After five months of mostly fitful contract negotiations, the Portland Association of Teachers says it wants a state mediator to step in and try to broker its labor agreement with the school district.
The two sides remain far apart on a variety of issues, including pay, particularly for experienced educators at the top of the salary scale, class size caps, workload and the balance between prep time and class time, and safety issues.
The union is also bargaining over “common good” topics, including a proposal it backs for the district to identify vacant properties that it owns which could be converted into affordable housing for low-income students and their families. It’s an approach that began in Chicago and Los Angeles and has spread to urban districts nationwide. Teachers in Oakland, Calif. went on strike for seven days this spring in part over “common good” demands.
State mediation coordinated by the Employment Relations Board is likely to begin in mid-August and will last at least 15 days. If that process yields no agreement, either side may declare an impasse and present their last, best offers.
That in turn triggers a 30-day cooling off period, after which, if there is still no consensus, an employer can impose their final offer and a union may call for a strike. Angela Bonilla, the president of the Portland Association of Teachers, said Tuesday that her members are being surveyed now about the potential of striking in the fall.
A strike — which according to that timeline could not come before October — carries risks and complications for both the school district and the union.
Portland is still the state’s largest school district, but it has been losing enrollment at a steady clip, in part because of a declining birth rate and high housing prices, but also because some families sought private or home-schooling alternatives during the pandemic’s extended building closures, and never returned.
District officials have said that they don’t see that trend reversing within the next few years and have hinted that some of the smallest elementary schools, particularly those with under 300 students, could be facing consolidation in the years ahead.

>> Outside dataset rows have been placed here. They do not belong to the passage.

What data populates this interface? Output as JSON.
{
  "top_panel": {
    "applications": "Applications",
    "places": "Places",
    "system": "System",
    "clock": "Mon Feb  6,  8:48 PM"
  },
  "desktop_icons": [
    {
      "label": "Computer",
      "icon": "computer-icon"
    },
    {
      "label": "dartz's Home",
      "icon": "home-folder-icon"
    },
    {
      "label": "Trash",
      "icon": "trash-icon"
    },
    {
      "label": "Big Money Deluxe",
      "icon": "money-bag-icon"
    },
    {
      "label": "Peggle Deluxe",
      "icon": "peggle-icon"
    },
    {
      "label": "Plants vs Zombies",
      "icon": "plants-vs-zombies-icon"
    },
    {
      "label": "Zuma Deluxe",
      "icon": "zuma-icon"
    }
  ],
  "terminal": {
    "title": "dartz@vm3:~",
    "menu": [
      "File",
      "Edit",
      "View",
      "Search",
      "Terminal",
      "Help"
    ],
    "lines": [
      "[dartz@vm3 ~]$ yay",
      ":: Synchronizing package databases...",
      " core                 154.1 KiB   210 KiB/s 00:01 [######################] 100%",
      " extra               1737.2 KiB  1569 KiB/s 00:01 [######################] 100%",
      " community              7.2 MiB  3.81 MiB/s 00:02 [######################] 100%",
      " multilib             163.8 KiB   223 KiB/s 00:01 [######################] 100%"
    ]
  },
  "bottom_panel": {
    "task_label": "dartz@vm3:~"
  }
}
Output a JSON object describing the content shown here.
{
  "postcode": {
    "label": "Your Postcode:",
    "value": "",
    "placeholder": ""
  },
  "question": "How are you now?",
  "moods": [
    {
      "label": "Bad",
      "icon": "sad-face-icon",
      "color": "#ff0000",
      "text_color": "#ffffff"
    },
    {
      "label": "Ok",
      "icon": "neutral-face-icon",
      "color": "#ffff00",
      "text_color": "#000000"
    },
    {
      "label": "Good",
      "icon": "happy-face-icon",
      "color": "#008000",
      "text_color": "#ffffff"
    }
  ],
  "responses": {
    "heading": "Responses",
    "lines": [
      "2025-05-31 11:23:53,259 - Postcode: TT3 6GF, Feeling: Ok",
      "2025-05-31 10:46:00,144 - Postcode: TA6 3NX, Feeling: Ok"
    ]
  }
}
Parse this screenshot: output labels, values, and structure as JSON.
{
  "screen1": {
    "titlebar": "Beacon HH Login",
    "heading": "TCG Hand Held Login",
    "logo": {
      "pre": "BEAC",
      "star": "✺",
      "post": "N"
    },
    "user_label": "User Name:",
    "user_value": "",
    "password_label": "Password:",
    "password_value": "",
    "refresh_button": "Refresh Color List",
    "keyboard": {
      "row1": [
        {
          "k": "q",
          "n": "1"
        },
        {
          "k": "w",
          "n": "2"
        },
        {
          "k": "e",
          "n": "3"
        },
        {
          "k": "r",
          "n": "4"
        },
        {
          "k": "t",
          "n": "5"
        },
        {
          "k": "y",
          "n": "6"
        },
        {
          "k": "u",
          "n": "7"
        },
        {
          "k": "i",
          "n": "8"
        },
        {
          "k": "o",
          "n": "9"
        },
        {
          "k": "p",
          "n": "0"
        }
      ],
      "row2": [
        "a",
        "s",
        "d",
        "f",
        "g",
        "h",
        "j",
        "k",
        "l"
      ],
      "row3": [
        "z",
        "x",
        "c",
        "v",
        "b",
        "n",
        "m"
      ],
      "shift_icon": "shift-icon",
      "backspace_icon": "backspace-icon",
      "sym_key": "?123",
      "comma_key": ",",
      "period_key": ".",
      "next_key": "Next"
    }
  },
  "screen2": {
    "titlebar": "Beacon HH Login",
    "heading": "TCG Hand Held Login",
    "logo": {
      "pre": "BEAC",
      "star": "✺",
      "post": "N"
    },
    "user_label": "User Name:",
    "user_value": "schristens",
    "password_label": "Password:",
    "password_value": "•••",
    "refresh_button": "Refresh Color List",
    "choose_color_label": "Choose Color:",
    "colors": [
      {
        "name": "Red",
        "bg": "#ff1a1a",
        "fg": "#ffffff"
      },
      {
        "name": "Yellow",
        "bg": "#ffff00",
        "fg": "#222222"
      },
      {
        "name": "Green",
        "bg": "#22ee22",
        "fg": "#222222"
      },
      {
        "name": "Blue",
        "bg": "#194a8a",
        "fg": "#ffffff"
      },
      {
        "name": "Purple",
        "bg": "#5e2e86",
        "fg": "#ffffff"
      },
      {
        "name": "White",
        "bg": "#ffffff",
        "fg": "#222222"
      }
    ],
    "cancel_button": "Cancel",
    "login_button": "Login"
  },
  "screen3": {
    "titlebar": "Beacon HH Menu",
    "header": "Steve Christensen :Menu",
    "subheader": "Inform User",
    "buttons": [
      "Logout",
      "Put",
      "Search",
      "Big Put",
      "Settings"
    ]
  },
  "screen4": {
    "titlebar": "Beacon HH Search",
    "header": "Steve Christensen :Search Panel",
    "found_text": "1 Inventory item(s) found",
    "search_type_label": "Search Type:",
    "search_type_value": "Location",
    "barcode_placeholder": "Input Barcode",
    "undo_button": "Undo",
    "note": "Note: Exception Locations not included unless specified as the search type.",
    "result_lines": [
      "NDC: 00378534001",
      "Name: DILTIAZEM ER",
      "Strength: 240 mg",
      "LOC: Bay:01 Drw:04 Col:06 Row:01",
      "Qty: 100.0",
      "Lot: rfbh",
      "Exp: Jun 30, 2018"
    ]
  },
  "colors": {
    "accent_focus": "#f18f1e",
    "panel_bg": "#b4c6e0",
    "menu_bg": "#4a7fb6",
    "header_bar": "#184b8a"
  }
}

Prolonged labor negotiations could seed further disenchantment or trepidation among families.
Teachers, meanwhile, have long enjoyed widespread support from Portland families and students, but faced some blowback during the pandemic as building closures and abbreviated school days stretched on far longer than almost anywhere else in the country, despite educators being among the first in Oregon to get their COVID vaccines, by special order of then-Gov. Kate Brown.
Once schools did reopen, the union’s proposal during the 2021-2022 school year to move high schoolers to “self-taught Fridays” to allow for more teacher planning time and online support for struggling students went over like a lead balloon among families and caregivers and was ultimately scrapped.
The two sides have been sparring over cost-of-living increases. Teachers have asked for a 21.5% increase over three years, citing raises given to administrators, while the district has raised its offer from 7.5% to 9% over the same period.
Another persistent difference centers on class sizes. The district funds schools differently depending on the level of student need in each building. That equity-based model has translated to more adults and smaller classes in schools that serve a higher percentage of students of color, those learning to speak English and those with disabilities, but has meant that more affluent schools typically have higher class sizes. For example, the average class size at Duniway Elementary in Southeast Portland’s well-heeled Eastmoreland neighborhood is 24:1; a few miles away at Whitman Elementary in the Brentwood-Darlington neighborhood, the ratio is 15:1.
District officials have said that a shift to across-the-board class size minimums would jeopardize the extra attention and funding for children who need the most support, both academically and emotionally. Teachers have countered that student needs are elevated in all schools, regardless of demographics, and have pointed to reports of disruptive behavior from some of the whitest and wealthiest schools in the district as proof.
Another key issue: How much money the district should hold back each year to cover any emergencies or outstanding expenses and to maintain its credit ratings, which allows for the district to borrow money at low interest rates to pay for construction projects.
Spending down those reserves could help with the push for smaller classes and more mental health supports, teachers say, while district negotiators say spending emergency money now could leave the system even more vulnerable to future enrollment declines and the subsequent funding loss.
In April, teachers and the school district in Woodburn negotiated an agreement to stave off a planned strike, with the district ultimately agreeing to a salary scale that was very close to the union’s original request, underscoring the power that the threat of a looming strike can carry.
In recent weeks, the Portland teachers’ union has sent signals that it is preparing for prolonged negotiations, organizing walkouts during lunch periods and before and after school for itstheir members.
“Educators are ready to do what it takes,” Bonilla said. “We want to be strike ready so we don’t have to get to a strike.”
The district, too, has gotten more direct with its messaging around labor negotiations, including sending several districtwide emails to families updating them on the status of bargaining and laying out the reasons behind the district’s stance.
“We want to share with you that we’re struggling to reconcile the prudence our budget demands with the implications of the contract proposal made by the Portland Association of Teachers” wrote Jonathan Garcia, chief of staff to Superintendent Guadalupe Guerrero, in a districtwide email that was sent out in April. The union’s asks, he continued were “not consistent with our available resources.”